From Security Fix (here)
The interesting aspect of the story isn’t a security professional doing malicious things with a computer, certainly isn’t the size of the alleged botnet (~250k), the admission that the accused realized he was on the wrong path and gave it all up to go straight back in 2006, or that some kids were also involved (identified in the complaint only by their online screen names “pr1me” and “dynamic” – notice the cools use of the 1 in place of a i) what is interesting is the use of federal wiretapping laws (here)
“Schiefer is thought to be the first in the United States to be accused of violating federal wiretapping laws by operating a “botnet” — the term for a large grouping of hacked, remotely controlled computers — according to Mark Krause, an assistant U.S. attorney in Los Angeles.”
In February 2006 Christopher Maxwell was indicted for Conspiracy to Intentionally cause Damage to a Protected Computer and Commit Computer Fraud (here) which could have resulted in 10 years in prison and a $250k fine compared to Schiefer who faces 60 years in prison and $1.75 million fine. The penalties against malicious use of computers is becoming more severe as the justice department utilizes new methods to indict and convict the accused. Remember mafiaboy?

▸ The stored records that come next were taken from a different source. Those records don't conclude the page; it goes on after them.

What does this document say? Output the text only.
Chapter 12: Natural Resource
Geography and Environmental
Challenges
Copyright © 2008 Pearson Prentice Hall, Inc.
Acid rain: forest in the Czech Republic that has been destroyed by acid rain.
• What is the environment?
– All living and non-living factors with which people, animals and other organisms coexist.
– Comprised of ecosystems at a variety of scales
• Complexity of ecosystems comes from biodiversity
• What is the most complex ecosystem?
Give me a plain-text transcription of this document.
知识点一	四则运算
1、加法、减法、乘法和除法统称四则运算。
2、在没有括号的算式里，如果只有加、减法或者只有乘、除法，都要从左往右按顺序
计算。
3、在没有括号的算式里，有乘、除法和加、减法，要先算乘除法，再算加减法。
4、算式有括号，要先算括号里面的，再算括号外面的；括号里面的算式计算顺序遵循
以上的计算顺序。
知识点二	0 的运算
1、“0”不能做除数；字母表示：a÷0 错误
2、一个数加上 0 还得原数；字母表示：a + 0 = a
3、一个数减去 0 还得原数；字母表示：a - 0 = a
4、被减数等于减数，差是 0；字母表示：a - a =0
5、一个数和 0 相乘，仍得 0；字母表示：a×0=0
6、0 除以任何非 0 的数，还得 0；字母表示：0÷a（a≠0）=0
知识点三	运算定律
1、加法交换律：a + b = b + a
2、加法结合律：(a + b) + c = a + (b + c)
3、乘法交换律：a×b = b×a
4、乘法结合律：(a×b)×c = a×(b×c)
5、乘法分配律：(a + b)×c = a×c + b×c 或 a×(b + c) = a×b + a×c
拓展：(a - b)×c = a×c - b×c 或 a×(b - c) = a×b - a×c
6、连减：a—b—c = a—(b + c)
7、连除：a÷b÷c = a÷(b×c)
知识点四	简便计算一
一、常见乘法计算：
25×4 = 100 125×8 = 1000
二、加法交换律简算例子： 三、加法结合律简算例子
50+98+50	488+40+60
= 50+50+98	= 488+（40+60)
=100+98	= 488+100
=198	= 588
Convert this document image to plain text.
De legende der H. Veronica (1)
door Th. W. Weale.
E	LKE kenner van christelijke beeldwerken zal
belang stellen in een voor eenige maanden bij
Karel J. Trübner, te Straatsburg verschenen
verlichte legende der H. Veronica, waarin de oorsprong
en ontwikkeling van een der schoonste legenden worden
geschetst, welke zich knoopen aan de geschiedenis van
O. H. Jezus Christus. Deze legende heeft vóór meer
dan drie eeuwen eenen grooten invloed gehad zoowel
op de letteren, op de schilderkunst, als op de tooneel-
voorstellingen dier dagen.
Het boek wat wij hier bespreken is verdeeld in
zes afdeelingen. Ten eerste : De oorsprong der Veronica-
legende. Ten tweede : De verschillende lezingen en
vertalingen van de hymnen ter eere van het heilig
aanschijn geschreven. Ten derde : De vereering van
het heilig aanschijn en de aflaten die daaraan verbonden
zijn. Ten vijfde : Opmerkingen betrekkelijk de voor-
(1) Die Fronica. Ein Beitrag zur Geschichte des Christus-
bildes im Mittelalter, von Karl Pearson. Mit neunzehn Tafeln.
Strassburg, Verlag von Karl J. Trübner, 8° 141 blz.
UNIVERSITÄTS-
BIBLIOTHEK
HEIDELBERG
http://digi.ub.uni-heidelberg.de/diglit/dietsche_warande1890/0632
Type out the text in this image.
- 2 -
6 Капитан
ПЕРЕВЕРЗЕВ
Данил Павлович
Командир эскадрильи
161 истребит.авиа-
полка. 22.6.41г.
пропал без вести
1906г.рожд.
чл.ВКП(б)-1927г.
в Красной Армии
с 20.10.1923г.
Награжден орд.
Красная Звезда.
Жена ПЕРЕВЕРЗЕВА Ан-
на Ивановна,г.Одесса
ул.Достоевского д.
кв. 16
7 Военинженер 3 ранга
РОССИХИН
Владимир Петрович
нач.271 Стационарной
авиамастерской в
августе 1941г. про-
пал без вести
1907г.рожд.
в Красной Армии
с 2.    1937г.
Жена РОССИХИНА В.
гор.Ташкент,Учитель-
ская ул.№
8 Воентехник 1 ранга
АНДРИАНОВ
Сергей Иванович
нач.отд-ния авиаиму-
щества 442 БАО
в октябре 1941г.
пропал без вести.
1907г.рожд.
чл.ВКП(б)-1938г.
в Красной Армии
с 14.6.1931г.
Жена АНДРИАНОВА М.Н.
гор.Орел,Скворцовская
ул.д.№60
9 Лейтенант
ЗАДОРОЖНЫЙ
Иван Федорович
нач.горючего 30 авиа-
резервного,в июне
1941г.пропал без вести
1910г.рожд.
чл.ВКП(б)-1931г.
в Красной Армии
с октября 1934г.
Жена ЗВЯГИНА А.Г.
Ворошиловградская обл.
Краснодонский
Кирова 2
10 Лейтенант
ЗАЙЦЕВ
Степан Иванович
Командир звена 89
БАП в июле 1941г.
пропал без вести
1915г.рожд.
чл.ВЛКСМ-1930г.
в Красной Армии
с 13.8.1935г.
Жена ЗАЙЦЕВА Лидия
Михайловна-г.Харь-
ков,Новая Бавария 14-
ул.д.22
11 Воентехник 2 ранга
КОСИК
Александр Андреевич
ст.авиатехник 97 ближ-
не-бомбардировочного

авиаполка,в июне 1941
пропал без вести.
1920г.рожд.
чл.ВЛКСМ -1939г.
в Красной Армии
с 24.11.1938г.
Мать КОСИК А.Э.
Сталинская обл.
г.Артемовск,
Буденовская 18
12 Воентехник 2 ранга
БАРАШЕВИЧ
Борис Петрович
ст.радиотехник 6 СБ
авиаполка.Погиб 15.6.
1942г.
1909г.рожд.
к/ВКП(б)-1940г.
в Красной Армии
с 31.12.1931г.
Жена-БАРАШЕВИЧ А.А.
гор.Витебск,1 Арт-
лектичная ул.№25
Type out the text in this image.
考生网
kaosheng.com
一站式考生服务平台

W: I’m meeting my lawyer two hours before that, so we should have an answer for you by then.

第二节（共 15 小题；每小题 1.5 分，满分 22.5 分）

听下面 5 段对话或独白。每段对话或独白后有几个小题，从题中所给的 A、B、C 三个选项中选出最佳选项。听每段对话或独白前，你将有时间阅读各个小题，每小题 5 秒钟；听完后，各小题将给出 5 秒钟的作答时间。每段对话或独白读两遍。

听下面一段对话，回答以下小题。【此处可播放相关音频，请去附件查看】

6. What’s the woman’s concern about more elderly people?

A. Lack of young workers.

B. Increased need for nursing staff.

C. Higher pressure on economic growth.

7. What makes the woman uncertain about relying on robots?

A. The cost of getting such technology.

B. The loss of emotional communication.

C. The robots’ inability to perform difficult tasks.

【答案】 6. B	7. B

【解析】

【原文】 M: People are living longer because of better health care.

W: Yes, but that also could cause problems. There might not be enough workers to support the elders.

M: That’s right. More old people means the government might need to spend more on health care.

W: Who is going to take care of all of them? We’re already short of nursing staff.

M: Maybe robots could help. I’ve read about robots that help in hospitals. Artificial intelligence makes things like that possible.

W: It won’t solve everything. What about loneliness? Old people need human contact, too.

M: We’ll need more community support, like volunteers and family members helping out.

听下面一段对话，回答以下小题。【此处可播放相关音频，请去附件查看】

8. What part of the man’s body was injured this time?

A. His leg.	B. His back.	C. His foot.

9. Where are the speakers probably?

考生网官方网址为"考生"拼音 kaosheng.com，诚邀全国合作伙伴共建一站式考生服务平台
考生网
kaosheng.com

The 15 year old Canadian hacker that used a DDoS attack to bring down many of the largest online companies (eBay, Yahoo, Amazon, CNN, etc) in February of 2000 and was reported to cause millions of dollars in damage and shake the trust of the internet foundation – well he essentially received a slap on the wrist.
The risk/reward for committing cybercrime is shifting, which will not result in less cybercrime only more sophisticated criminal activity. So more evidence that hostile actors will become more organized, more sophisticated, and much harder to detect with traditional security measures.